Another kind of knowledge might be called value-added knowledge -- knowledge that disproves assumptions about economics being a zero-sum game. Better agriculture, house construction, health measures ... One can always come up with counterexamples and some are quite non-trivial -- the Internet facilitates formation of terrorist groups and other "echo chambers" of people with destructive or somehow non-benign belief systems. Maybe indeed media development falls in some middle-ground between value-added and conflict-oriented knowledge. Almost anything that can be considered "beneficial to humankind" might just advantage one supremely evil person, but I still think we can meaningfully speak of its general tendency to be beneficial, while the tendency of conflict-knowledge seems mostly in the long run to be neutral at best

Boyd, while developing a radically new philosophy of war-fighting got few rewards in the way of promotion and he was always embattled in the military establishment, but he collected around him a few strong acolytes, and did really if inadequately affect the design of fighter planes and their tactics, and his thought grew more and more ambitious until they embraced the art of war generally, and Coram strongly suggests he was as the side of the planners of the first Gulf War, and had a huge impact on how that was waged.

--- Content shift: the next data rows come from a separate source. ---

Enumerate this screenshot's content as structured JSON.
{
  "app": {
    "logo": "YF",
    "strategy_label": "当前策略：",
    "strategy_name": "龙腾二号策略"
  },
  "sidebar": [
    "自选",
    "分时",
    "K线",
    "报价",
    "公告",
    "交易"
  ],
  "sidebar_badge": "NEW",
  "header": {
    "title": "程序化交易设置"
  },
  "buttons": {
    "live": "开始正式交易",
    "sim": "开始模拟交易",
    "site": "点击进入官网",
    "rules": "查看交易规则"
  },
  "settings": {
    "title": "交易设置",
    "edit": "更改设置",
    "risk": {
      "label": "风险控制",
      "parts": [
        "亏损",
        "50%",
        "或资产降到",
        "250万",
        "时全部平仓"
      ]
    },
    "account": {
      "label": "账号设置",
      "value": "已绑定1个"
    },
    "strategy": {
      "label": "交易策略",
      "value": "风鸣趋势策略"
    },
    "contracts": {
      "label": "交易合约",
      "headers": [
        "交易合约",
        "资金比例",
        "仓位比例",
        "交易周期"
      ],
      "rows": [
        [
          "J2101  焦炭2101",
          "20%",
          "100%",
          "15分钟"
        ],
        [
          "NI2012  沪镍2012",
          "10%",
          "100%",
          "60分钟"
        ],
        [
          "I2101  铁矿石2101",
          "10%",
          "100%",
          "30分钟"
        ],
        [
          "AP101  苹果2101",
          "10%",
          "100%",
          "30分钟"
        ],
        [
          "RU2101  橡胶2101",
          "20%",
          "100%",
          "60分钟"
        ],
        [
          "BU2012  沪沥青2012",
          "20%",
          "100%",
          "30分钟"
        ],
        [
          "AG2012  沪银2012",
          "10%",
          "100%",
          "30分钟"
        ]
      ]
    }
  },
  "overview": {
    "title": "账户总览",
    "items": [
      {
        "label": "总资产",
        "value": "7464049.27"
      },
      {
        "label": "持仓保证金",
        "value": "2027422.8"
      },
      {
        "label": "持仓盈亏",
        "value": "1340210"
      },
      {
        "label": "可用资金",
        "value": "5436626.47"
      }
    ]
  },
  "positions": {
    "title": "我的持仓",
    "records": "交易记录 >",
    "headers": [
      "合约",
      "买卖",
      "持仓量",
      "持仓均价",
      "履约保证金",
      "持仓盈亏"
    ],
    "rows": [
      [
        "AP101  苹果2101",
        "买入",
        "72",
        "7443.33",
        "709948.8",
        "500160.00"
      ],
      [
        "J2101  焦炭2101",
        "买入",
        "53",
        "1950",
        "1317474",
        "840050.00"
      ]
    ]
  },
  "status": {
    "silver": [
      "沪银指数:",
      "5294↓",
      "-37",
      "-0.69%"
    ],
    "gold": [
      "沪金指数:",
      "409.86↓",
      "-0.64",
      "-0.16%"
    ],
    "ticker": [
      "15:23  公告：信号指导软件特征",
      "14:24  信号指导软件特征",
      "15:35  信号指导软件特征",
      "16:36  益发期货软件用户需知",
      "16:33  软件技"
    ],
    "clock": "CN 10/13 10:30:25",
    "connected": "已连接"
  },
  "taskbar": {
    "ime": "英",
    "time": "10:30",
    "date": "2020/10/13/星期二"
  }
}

Unfortunately, as the book was being written several years later, there was speculation that people like Al Qaeda had incorporated some of the lessons of new warfare doctrines developed by the US.

It is generally problematic to predict where knowledge construction is going -- because by definition we are making predictions about stuff the nature of which we don't understand because it hasn't been thought up yet -- yet it seems we had better try, and Moore's law gives one bit of encouragement. MIRI seems to be in part a huge exercise in this problematic sort of thinking.

If I have anything more than maybe "food for thought", it may be to look for general tendencies (perhaps unprovable tendencies like Moore's law) in the way kinds of knowledge affect conflict.